Looks awesome Ali.I will try this out for christmas dinner. My extended family won't know it's gluten free!

This is the BEST gluten free bread ever!!!! I am preparing to take my kids off of gluten and dairy after the first of the year. So, I made a loaf of this today, and both my daughters said they would happily give up wheat bread for this! The flavor is excellent, and best of all there is no pasty aftertaste! Yeah! Thank you so much for sharing.

However, I do have a few issues I could use some help with:

1) The loaf only ever rose to be flat - even with the top of the pan.

2) The loaf fell in the middle about half way through baking. *I did use 1/4 c. less water, but added 1 egg, as well as the 2T. of flax in with the dry ingredients.

3) After baking the bread for an hour, it is still wet in the middle.

I'm wondering if I should cut back even more on the water, or if I would be better cutting out 1 T. of the honey, or oil. Any suggestions. If i could get this to rise nicely it would literally be the perfect bread...wheat or gluten! : )

Thanks,
~ Andrea

YUM! Do you think I could use Coconut Oil instead of Palm Shortening? I find that hard to get in New Zealand. Thanks!!

Ali-

I made the filling last night and it didn't set. I used agave nectar, but would that be too runny compared to syrup or honey? Or maybe I should have decreased the amount of water?

How do you think that this crust would do for savory empanadas, minus the sugar?

Do you think it is necessary to use superfine mills in empanada pastry dough?

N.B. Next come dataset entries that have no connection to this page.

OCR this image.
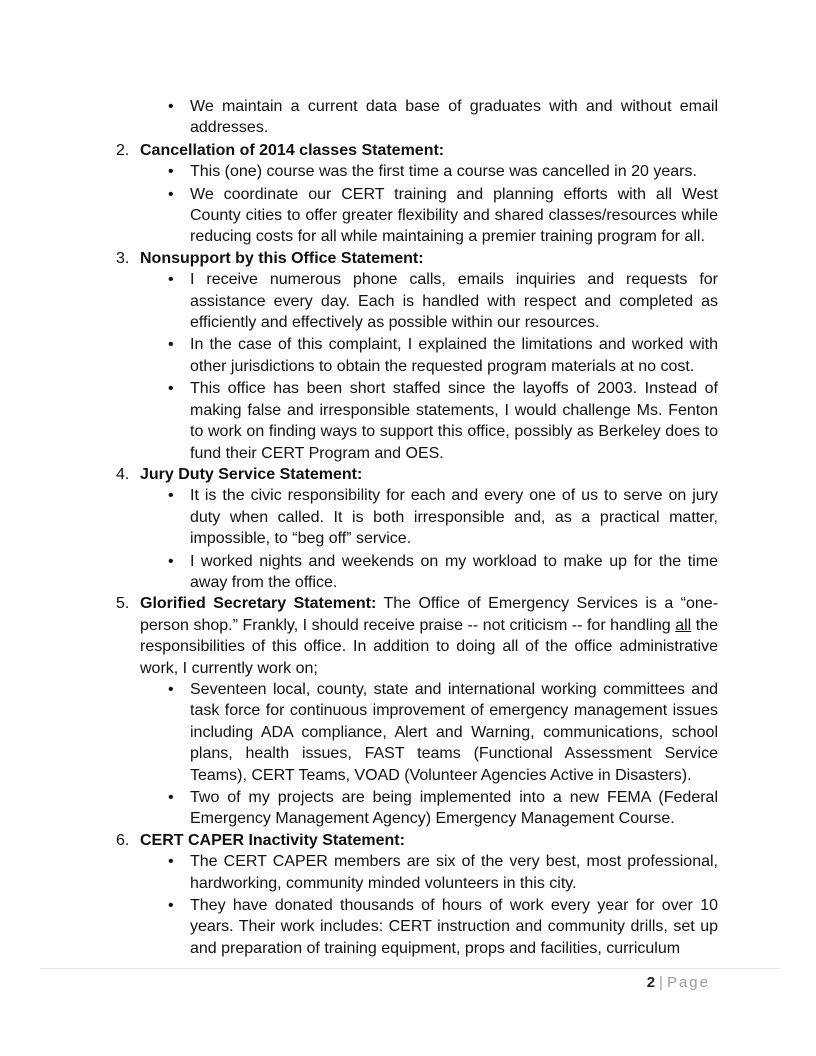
• We maintain a current data base of graduates with and without email addresses.
2. Cancellation of 2014 classes Statement:
• This (one) course was the first time a course was cancelled in 20 years.
• We coordinate our CERT training and planning efforts with all West County cities to offer greater flexibility and shared classes/resources while reducing costs for all while maintaining a premier training program for all.
3. Nonsupport by this Office Statement:
• I receive numerous phone calls, emails inquiries and requests for assistance every day. Each is handled with respect and completed as efficiently and effectively as possible within our resources.
• In the case of this complaint, I explained the limitations and worked with other jurisdictions to obtain the requested program materials at no cost.
• This office has been short staffed since the layoffs of 2003. Instead of making false and irresponsible statements, I would challenge Ms. Fenton to work on finding ways to support this office, possibly as Berkeley does to fund their CERT Program and OES.
4. Jury Duty Service Statement:
• It is the civic responsibility for each and every one of us to serve on jury duty when called. It is both irresponsible and, as a practical matter, impossible, to “beg off” service.
• I worked nights and weekends on my workload to make up for the time away from the office.
5. Glorified Secretary Statement: The Office of Emergency Services is a “one-person shop.” Frankly, I should receive praise -- not criticism -- for handling all the responsibilities of this office. In addition to doing all of the office administrative work, I currently work on;
• Seventeen local, county, state and international working committees and task force for continuous improvement of emergency management issues including ADA compliance, Alert and Warning, communications, school plans, health issues, FAST teams (Functional Assessment Service Teams), CERT Teams, VOAD (Volunteer Agencies Active in Disasters).
• Two of my projects are being implemented into a new FEMA (Federal Emergency Management Agency) Emergency Management Course.
6. CERT CAPER Inactivity Statement:
• The CERT CAPER members are six of the very best, most professional, hardworking, community minded volunteers in this city.
• They have donated thousands of hours of work every year for over 10 years. Their work includes: CERT instruction and community drills, set up and preparation of training equipment, props and facilities, curriculum
2 | Page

I have tried twice using different pre-mixed flours and also different levels of fat. The one I did with 8 Tbs of less fat (1 stick vs 2) was pretty dry crust. I needed to back it longer, too, so maybe that is the dryness factor.

Thanks!

I made this crust today (amazing!), and I bet it would work for emapanadas....but the trick is handling the dough...which is tricky!! Good luck...you gave me an idea try this with my old favorite empanada recipe...thanks! tessa@tessadomestic.diva.com

This is truly one of my favorites! Just wanted to add my feedback having made this with unsweetened chocolate - I cut back on the water by a 1/4 cup, and increased the liquid sweetener to a total of ~3/4 cup (maybe a little more), using a combo of maple syrup and agave. Absolutely amazing! Served it with whipped coconut cream on top. Delicious!